The lawsuit also alleges that APD's sexual assault unit had a wall with photos of victims whose claims had been "debunked" by officers as "trophies of their investigations which determined allegations by purported victims were unsubstantiated.”

Although women make up 91 percent of sexual assault victims, the only case taken to trial in 2017 involved a male victim, the lawsuit stated.

“It is shocking that the vast majority of women who survive sexual assault are provided so little protection or recourse, and are essentially blamed for the refusal of law enforcement to seek justice in their cases,” said Jennifer Ecklund, Thompson & Knight lead counsel for the plaintiffs. “Women go to authorities in order to seek justice and to protect other women, but the policies and practices of law enforcement instead re-traumatize survivors while allowing their attackers to walk free.”

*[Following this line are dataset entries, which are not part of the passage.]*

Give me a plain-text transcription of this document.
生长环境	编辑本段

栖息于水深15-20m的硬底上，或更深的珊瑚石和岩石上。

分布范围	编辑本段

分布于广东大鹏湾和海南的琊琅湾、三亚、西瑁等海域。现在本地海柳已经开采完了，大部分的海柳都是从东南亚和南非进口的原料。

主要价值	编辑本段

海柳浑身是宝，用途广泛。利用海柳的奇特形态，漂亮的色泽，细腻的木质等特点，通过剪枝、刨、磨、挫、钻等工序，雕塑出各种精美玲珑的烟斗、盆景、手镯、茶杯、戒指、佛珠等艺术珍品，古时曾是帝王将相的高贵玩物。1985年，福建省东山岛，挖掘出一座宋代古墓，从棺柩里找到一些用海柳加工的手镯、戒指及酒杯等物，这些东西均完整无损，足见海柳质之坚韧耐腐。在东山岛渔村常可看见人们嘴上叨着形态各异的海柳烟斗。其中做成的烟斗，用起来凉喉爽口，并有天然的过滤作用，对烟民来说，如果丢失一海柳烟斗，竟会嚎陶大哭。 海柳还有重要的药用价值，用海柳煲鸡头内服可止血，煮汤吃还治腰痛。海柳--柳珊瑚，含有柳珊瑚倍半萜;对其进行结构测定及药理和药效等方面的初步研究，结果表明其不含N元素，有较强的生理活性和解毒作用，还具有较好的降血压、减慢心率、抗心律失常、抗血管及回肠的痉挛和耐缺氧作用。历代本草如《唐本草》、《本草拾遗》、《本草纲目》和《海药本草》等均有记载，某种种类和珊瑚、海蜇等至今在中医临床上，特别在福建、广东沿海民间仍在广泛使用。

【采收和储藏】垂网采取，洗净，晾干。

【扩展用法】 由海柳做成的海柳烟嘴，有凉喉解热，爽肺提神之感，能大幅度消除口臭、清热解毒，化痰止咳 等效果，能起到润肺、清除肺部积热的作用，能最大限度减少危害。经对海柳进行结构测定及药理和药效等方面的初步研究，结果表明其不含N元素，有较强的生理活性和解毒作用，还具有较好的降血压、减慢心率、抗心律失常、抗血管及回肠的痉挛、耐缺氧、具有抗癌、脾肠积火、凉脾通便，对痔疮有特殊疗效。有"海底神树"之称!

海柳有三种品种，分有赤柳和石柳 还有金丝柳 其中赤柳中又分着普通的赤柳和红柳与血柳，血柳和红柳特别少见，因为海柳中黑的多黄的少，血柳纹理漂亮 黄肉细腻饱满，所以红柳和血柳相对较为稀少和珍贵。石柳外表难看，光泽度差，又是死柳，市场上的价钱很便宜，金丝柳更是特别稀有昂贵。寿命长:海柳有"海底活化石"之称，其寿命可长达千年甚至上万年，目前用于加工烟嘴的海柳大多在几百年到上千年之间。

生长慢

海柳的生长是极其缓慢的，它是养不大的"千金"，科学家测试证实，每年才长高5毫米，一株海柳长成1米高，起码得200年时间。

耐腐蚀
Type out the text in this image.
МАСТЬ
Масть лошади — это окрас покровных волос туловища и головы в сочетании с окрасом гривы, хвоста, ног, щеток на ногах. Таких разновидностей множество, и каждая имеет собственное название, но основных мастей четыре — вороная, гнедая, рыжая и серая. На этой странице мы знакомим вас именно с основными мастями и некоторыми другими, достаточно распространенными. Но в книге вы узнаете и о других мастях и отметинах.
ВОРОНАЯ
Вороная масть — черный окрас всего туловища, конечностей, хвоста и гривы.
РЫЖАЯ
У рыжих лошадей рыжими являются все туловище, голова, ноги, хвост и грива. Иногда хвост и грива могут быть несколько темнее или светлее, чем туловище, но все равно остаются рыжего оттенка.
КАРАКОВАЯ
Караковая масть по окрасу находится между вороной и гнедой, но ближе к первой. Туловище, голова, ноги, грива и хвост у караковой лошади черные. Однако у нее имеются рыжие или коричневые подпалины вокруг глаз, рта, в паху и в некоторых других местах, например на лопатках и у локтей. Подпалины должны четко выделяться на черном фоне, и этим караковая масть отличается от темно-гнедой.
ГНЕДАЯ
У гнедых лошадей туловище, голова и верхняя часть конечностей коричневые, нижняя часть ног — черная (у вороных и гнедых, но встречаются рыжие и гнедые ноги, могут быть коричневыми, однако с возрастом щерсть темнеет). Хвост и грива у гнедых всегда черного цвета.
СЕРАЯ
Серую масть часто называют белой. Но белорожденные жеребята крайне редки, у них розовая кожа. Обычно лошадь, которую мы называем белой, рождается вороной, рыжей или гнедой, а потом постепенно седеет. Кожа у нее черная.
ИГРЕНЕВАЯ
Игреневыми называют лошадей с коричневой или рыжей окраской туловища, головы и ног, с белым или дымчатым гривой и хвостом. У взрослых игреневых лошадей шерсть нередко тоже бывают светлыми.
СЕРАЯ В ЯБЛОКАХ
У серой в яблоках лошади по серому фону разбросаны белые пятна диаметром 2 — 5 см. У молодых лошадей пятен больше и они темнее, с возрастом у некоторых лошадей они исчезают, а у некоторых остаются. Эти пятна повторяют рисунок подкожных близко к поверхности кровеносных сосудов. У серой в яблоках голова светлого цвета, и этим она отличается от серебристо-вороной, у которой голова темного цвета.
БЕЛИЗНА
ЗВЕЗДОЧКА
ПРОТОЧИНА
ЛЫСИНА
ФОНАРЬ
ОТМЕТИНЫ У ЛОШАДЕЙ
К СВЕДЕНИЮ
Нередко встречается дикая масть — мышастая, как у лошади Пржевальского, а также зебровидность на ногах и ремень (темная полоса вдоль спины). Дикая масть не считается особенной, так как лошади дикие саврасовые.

The plaintiffs in the case are Amy Smith, Julie Ann Nitsch and Marina Conner and the defendants are the City of Austin, Travis County DA Moore, Rosemary Lehmberg and Travis County, Texas.

KVUE has reached out to the Travis County DA's office and the Austin PD. The Travis County Sheriff's Office told KVUE that they do not comment on pending litigation.

“The integrity of the criminal justice system is of utmost importance to the City and our law enforcement partners," the City of Austin said in a statement to KVUE. "We are aware of the issues raised in this lawsuit and will be reviewing the details as we determine our next steps.”